“Em Lisboa, quem vota são os carros”: a legenda acompanha uma fotografia partilhada na rede social X/Twitter, que pretende mostrar que, algures na capital portuguesa, terá sido colocada sinalização que possibilita o estacionamento parcial em cima do passeio. Uma situação que terá suscitado várias questões entre os internautas, muitos deles convencidos de que a situação relatada tenha acontecido na freguesia de Belém.
“Sinais de duvidosa legalidade porque previstos num regulamento [Regulamento de Sinalização do Trânsito] que contraria a lei. Uma vergonha em pleno século XXI. Na última alteração lá consegui que tais sinais só em situações que não comprometam o trânsito de peões. Mas de nada valeu”, lê-se numa das respostas ao referido tweet.

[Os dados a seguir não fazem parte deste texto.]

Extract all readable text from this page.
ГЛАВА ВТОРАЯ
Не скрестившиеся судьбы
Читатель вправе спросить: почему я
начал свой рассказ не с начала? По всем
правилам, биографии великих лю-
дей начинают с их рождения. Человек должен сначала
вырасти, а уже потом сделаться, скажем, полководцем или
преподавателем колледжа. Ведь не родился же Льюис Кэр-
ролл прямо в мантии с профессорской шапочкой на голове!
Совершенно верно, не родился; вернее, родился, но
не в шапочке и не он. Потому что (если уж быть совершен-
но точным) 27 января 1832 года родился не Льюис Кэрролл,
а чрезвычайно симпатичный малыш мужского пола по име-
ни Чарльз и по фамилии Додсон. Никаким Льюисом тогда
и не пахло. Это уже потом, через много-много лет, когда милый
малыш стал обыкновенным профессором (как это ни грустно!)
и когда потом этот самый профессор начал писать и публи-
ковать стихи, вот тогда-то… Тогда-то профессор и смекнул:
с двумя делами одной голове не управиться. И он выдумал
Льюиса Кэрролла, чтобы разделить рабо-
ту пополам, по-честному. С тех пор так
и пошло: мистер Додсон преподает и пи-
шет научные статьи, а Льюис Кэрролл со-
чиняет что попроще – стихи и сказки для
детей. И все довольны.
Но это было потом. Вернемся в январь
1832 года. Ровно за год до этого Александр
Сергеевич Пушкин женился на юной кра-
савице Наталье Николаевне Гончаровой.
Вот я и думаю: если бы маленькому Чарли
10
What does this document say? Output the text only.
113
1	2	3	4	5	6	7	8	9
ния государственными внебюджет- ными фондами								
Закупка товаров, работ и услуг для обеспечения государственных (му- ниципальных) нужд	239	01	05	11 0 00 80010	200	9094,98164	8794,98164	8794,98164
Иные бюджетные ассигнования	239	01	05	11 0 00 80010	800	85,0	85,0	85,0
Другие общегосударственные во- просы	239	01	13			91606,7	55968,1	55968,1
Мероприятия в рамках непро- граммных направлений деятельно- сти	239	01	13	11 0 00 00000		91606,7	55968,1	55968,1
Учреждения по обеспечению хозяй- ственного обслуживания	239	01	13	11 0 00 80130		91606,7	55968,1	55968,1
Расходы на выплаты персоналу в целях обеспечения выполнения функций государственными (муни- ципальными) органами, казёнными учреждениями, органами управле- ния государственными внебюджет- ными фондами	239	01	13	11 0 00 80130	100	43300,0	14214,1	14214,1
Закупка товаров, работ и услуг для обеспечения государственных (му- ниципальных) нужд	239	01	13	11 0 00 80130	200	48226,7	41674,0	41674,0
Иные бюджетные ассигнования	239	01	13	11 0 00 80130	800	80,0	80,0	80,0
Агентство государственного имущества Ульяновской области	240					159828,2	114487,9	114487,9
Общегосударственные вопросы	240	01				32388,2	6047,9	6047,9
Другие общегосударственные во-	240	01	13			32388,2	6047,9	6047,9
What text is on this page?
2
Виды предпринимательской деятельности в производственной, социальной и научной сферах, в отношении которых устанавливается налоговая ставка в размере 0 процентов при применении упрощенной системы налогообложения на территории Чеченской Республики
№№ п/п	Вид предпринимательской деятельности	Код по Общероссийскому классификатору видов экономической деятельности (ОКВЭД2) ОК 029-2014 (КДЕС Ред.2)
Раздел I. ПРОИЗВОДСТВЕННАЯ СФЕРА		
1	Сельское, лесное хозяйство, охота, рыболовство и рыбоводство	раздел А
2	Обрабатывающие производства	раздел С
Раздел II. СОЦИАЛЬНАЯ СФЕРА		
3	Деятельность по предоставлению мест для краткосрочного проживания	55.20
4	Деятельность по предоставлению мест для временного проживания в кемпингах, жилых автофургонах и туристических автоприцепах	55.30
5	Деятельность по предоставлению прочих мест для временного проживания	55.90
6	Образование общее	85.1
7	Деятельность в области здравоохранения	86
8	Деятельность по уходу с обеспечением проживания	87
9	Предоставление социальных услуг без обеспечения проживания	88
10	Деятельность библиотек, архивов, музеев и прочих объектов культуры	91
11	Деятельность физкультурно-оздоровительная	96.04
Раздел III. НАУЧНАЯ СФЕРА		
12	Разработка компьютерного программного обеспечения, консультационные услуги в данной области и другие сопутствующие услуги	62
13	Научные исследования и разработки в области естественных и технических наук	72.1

Mas será que se confirma que este é um sinal de “duvidosa legalidade”, que contraria o que está atualmente previsto na lei?
Através de pesquisa reversa, foi possível constatar que a imagem que acompanha este post foi primeiramente publicada, esta quinta-feira, num artigo do jornal “Público”, com o título: “Junta de Belém ‘legaliza’ estacionamento em cima dos passeios no centro do Restelo.” Na notícia, esclarece-se que a Junta de Freguesia local decidiu “colocar sinalização de trânsito que autoriza o estacionamento de automóveis em parte dos passeios em três dos principais arruamentos daquela zona”.
No que diz respeito ao sinal em causa, segundo um documento do Instituto de Infraestruturas Rodoviárias (InIR) que sistematiza as disposições normativas que enquadram este tipo de legislação, constata-se que o mesmo se trata do “Modelo 12c”, tratando-se, de facto, de um painel indicador da posição autorizada para estacionamento.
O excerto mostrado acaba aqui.